Cardinal, playboy on trial over lost donations
A Swiss playboy, a femme fatale spy and a powerful Italian cardinal are preparing to stand trial in a Vatican corruption inquiry that has changed the way the Holy See conducts criminal justice.
Cardinal Angelo Becciu, 73, once one of Pope Francis’s closest confidantes, is accused of not only siphoning off at least € 100,000 ($168,800) from Vatican funds, but also of trying to sabotage the wider investigation that landed him and nine other defendants on the dock.
The case centres on a botched real estate deal involving a former Harrods warehouse converted into upmarket flats, on which the Vatican lost an undisclosed figure, running into millions of pounds, mostly coming from donations to Peter’s Pence, the papal charity fund.
When the trial begins on Wednesday it will be the first time a cardinal has faced charges at a Vatican criminal court, thanks to a recent papal reform that stripped them of the privilege to be judged only by their peers, rather than professional judges.
In their 487-page indictment prosecutors claim to have uncovered “a rotten, predatory and lucrative system” that let Vatican donations be used “as a sort of ATM”.
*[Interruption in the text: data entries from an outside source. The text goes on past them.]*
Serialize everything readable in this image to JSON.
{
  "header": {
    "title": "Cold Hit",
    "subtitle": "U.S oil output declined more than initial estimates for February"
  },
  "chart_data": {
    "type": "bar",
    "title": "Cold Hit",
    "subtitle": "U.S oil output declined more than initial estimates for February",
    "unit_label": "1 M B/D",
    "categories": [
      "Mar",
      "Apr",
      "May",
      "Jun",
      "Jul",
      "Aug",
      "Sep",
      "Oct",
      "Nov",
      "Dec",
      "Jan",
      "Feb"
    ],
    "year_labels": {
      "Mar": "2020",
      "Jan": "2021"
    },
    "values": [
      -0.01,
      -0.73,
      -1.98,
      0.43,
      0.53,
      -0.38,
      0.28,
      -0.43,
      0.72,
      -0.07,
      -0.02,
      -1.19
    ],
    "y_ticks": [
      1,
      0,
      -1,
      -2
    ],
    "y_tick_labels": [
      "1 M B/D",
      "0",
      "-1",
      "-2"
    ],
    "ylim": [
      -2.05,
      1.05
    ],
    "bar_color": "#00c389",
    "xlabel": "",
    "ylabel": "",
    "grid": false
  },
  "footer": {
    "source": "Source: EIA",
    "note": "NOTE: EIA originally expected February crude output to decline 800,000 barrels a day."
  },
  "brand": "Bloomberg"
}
Other defendants include Raffaele Mincione, a playboy Italian financier once engaged to model Heather Mills before she married then divorced Sir Paul McCartney; Cecilia Marogna, an Italian intelligence expert nicknamed the Vatican’s Mata Hari; and Fabrizio Tirabassi, a Vatican accountant found to have a Swiss bank account with
1.3 million and precious coins and medals worth 8.5 million.